Is it a bad idea to invest all my life savings at once in the market?

I have around $300K to invest and I’m thinking about a mix of ETFs and possibly a couple of individual stocks. My main concern is whether I should spread out my investments to protect myself from market movements, or should I invest now and let time work its magic? I’m planning for a 5-10 year investment horizon. Any advice would be appreciated.

Technically, it’s best to invest everything at once, as soon as possible. But personally, I feel more comfortable spreading it out a bit. This way, you can match your risk tolerance with your investments.

Nothing worse than feeling confident and putting all your money in the market, only to see it drop 20% the next week, and then you can’t sleep for months.

Imagine that $300K turning into $250K in just one week. If that freaks you out, you might not be ready to invest that much.

Edit: Interest rates are still decent in money markets. I’d suggest putting part of the $300K into index funds, and keeping the rest in money markets. Then slowly shift money from money markets to index funds over time. If the index funds go up, great, you’re making money. If they go down, it’s even better because you can buy more with your remaining funds.

Also, what are your retirement plans like? You should put $7K into a Roth IRA right now and then another $7K on January 1st. That way, you can get tax benefits on those funds. Just invest that $14K in VOO.

@Orin
I see your point, but historically speaking, even with big drops, the market usually recovers. What I find scarier is my money losing value because of inflation.

Lane said:
@Orin
I see your point, but historically speaking, even with big drops, the market usually recovers. What I find scarier is my money losing value because of inflation.

That’s true for some people. If you can’t sleep at night and it would seriously affect your life, then it’s not worth taking that risk. Also, it’s unclear whether the original poster has an emergency fund. Having an emergency fund of $30K-$50K is important as a safety net.
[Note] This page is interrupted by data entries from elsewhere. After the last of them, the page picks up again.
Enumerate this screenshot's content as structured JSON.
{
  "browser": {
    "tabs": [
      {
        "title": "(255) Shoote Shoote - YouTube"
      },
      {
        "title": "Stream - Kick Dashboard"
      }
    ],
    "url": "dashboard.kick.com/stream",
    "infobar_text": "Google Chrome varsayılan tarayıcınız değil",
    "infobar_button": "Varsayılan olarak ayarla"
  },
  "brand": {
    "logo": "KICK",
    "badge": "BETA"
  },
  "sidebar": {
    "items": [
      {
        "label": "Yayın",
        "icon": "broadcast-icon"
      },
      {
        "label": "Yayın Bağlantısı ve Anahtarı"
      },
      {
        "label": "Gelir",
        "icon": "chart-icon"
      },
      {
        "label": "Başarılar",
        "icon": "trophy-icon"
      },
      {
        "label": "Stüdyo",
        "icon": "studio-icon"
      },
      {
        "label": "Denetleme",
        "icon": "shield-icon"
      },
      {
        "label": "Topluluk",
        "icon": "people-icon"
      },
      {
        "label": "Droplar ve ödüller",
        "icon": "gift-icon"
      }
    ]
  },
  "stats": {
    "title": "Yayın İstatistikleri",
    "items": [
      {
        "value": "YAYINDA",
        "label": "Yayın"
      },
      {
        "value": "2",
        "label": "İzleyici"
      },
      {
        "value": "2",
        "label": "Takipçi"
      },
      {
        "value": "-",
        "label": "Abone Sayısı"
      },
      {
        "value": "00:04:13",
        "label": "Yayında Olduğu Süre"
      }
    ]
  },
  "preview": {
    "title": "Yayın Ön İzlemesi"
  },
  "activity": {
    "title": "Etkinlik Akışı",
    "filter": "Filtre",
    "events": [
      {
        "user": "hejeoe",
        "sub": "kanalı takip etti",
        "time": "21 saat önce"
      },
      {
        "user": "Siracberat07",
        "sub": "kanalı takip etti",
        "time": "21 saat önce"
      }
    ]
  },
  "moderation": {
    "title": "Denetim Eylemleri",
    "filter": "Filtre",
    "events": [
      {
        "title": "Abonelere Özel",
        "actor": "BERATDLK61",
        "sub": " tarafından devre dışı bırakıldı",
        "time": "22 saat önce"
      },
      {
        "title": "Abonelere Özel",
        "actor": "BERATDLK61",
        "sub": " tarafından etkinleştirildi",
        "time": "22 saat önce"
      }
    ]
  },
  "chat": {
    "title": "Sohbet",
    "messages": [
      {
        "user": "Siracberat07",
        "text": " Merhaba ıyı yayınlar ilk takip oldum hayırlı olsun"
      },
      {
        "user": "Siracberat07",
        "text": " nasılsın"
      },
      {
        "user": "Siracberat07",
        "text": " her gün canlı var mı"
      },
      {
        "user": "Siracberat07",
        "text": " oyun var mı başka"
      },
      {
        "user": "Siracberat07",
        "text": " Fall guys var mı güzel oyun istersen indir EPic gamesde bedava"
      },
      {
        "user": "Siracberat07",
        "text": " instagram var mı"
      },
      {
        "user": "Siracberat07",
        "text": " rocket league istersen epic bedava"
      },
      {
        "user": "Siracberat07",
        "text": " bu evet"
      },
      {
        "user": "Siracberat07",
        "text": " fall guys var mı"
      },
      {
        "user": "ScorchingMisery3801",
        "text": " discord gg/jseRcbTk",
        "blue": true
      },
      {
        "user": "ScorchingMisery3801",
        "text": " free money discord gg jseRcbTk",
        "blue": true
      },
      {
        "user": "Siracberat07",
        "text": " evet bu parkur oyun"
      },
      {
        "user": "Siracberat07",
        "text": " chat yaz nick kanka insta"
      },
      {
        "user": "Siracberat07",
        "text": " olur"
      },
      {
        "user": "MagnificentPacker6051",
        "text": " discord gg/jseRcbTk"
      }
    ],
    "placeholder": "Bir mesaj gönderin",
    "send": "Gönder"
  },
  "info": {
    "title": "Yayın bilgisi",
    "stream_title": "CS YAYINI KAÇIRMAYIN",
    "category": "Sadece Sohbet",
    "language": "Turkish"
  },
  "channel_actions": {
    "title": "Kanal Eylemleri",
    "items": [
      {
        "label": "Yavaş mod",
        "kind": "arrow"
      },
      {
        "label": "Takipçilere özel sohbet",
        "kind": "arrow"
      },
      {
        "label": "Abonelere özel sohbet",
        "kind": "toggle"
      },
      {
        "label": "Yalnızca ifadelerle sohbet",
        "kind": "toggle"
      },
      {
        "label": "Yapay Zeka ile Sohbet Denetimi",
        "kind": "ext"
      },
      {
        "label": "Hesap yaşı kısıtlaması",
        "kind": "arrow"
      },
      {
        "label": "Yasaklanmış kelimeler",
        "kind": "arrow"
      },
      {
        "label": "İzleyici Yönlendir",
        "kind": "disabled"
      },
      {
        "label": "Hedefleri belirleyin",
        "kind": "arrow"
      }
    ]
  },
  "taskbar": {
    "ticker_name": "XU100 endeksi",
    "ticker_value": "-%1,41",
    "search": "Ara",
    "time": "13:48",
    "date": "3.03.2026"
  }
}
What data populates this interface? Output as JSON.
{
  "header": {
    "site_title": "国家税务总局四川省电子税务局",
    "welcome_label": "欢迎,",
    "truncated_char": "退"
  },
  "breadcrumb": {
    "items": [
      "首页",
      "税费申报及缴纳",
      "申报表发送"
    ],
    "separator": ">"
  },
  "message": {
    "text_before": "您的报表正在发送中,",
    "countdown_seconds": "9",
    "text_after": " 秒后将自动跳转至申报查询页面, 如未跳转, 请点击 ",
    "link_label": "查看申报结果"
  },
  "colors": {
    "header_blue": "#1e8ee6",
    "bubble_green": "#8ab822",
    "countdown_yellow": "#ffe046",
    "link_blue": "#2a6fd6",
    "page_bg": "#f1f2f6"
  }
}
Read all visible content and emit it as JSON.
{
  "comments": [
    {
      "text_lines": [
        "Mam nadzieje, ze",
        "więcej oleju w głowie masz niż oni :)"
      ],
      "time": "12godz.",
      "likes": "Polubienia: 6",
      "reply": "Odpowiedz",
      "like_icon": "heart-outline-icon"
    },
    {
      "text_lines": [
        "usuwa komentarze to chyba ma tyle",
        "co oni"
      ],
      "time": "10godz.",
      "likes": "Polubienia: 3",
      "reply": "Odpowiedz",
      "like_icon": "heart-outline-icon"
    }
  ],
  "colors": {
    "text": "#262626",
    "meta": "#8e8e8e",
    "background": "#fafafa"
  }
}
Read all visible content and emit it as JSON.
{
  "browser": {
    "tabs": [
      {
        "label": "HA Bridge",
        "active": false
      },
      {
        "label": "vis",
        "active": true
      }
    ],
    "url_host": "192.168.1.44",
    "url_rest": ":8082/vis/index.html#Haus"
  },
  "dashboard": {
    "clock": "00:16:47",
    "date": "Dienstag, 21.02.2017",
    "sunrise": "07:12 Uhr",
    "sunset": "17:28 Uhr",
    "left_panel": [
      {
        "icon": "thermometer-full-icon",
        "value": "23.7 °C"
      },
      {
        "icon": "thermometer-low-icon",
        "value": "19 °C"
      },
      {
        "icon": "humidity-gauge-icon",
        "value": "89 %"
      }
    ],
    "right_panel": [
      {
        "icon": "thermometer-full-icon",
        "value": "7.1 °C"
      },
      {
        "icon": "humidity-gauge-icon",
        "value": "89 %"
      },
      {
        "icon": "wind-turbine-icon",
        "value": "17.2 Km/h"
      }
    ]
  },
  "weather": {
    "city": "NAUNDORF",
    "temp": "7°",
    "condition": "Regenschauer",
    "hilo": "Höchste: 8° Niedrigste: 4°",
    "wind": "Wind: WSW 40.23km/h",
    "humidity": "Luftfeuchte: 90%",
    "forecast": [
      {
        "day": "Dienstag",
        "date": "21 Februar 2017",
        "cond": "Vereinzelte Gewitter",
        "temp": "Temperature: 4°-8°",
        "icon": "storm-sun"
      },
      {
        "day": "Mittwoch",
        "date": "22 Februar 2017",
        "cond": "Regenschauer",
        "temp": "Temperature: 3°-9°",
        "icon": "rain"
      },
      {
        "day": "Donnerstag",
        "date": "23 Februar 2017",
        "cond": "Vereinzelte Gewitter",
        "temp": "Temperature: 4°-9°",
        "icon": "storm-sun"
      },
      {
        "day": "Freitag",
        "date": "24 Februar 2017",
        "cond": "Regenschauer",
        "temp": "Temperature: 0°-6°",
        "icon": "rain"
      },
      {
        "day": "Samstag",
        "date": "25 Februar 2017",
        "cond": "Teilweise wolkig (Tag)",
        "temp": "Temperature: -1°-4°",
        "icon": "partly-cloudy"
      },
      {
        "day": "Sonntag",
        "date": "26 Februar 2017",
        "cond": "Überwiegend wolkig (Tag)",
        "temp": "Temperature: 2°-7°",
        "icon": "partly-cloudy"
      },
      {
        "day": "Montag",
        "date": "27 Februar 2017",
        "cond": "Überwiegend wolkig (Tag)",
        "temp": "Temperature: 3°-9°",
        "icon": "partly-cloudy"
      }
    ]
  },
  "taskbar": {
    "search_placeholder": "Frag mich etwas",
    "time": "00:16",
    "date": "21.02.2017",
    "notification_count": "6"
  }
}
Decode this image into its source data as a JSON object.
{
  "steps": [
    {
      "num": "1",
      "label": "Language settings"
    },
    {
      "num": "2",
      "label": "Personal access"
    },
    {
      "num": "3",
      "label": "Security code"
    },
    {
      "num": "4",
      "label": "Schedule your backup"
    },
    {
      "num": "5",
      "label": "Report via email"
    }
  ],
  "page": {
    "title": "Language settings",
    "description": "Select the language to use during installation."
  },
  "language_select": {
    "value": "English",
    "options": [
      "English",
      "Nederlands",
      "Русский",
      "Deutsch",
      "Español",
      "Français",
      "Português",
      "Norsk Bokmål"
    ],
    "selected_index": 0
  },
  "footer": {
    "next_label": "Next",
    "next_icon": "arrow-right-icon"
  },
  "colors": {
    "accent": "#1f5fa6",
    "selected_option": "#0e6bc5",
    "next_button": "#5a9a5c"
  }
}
This is what gives me a higher risk tolerance in the market — I have a solid financial base to fall back on, so I can sleep at night.

@Orin
Yeah, I see what you mean. I was assuming they had a safety net if they’ve got $300K, but you never know.

@Orin
I had a large sum from selling a house and didn’t feel confident going all in. That turned out to be a mistake, but it worked out because I just wasn’t comfortable doing it all at once.

Maybe you should get a job before dumping it all in the market.

Rowan said:
Maybe you should get a job before dumping it all in the market.

Unnecessary comment, and it’s not relevant to the topic.

Noor said:

Rowan said:
Maybe you should get a job before dumping it all in the market.

Unnecessary comment, and it’s not relevant to the topic.

This isn’t your personal diary, it’s a public forum.

@Jonah
Sir, this is a Wendy’s!

@Jonah
Why are you guys being rude? The person is just asking for advice.

Rowan said:
@Jonah
Why are you guys being rude? The person is just asking for advice.

I mean at least Immediate-Run’s comment was more personalized for the original poster… before they dismissed it.

But yeah, this topic has been talked about so much, a quick search on this forum would have answered it. Time in the market vs. timing the market, etc.

But maybe I’m just being a grumpy old man.

Basically, you’re asking if you should try to time the market. You shouldn’t. If you know you want to invest all this money, just do it. Then leave it alone.

Don’t let the perfect (investing at the perfect time) be the enemy of the good. Start investing as soon as you’re comfortable with it.

The truth is this:

If you have a steady income, you should dollar-cost average.

If you have a lump sum, pay off debts first, then buy equities.

During a bull market, buy the S&P 500.

During a bear market, buy individual stocks.

Your issue is the 5-10 year time horizon. That suggests you want the money for something sooner than later. Right now, we’re at historic highs. This could continue, but with the new administration, there’s a lot of uncertainty. I’m not sure the next 4 years will be good for the market in the short term. There are still high-yield savings account options. Figure out what you’ll need in 5 years. If you didn’t need it for 30 years, the conversation would be different.

It’s up to you. On average, the math favors lump-sum investing. The market trends up over time, so getting in all at once is generally better than spreading it out.